Nis, Serbia

Aug 17-19

This was a very cute little city and I had a really nice time here, even though I didn’t stay as long as planned. My host, Nikola, was a really nice and relaxed guy so it was good to stay with him (that is a photo of his house below). Plus he had this gorgeous one year old dog, Luna, who was such a sweetheart! She was so well behaved and she loved me. Plus she got to learn some English while I was there talking to her the whole time.


In this town there is a Nazi Concentration Camp, deceptively named the Red Cross. It is supposed to be the most well preserved camps in Europe. I have seen three camps in Germany and this one was tiny compared to those. The only building that was open was the main one and it had three levels, two of those housed a small museum. The best bit was at the very top with all the old cells. I was the only one there and it was the creepiest thing ever to be looking in these cells while it was dead quiet. I was pretty freaked out and couldn’t walk into any of them. Two of them even had the floors covered with barbed wire, just as an extra form of torture, I am guessing.


The rest of the buildings weren’t open to look inside but looking through the windows, they were empty anyway. They still had the labels painted above the doors, so lucky I can read German. The rooms were the kitchen, washroom, dining room and also for the guards. There were also some old watch towers and parts of the old barbed wire fencing laying around. I love visiting these camps and there is always a really eerie feeling in the whole place. Every time I have been to one I have been pretty much the only person there so it adds to the atmosphere.

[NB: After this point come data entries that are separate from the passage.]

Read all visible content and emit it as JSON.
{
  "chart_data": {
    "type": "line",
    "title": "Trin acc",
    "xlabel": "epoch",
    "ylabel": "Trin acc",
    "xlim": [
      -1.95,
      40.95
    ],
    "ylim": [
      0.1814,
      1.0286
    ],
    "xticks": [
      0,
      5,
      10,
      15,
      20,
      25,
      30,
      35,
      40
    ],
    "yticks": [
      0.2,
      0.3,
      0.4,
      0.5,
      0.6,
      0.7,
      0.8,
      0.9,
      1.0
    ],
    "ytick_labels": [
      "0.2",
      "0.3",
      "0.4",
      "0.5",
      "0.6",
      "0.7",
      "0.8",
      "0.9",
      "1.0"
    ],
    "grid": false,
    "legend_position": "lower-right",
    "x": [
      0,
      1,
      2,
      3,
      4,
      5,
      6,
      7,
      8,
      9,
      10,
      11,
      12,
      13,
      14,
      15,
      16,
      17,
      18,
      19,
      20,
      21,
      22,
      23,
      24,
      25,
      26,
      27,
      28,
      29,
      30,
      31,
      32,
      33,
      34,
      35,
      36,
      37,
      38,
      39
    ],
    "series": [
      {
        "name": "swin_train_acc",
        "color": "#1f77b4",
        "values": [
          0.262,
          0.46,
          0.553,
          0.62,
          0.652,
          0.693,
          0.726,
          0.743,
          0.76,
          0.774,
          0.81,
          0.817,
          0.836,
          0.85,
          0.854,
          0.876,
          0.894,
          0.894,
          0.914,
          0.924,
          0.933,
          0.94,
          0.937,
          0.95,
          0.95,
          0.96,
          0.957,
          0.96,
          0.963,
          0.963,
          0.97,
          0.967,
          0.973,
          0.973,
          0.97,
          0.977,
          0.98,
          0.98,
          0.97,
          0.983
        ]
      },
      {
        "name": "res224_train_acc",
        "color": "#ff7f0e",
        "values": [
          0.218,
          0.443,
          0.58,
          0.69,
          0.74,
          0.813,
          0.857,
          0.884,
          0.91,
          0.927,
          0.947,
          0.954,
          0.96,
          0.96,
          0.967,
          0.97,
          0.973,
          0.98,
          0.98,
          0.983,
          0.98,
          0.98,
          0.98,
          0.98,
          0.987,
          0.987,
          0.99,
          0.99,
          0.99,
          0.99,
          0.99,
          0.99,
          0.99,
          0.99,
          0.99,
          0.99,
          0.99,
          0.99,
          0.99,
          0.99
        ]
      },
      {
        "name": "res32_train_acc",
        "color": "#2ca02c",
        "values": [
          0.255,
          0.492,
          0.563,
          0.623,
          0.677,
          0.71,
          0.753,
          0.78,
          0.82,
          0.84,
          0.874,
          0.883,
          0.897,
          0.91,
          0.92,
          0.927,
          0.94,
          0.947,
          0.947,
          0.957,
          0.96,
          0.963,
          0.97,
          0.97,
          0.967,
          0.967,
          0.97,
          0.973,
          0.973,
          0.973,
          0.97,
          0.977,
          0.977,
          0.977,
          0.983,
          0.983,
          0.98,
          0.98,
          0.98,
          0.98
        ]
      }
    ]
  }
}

And no town on this side of Europe seems to be complete without a fortress in the city centre. It was huge around the outside and inside was a beautiful park, with ruins spread around from the ancient city.

Then there was also this random attraction called Skull Tower. It was a tower built by the Turks after a battle with the Serbs, when they decapitated the Serbs’ heads, skinned them and then built a tower with them as a warning to their rivals. Quite a disturbing story. But what remains of the tower, can hardly be called a tower anymore. More like a small wall that even I could probably climb and unfortunately photos weren’t allowed but I am sure you can use your imagination. Or Google.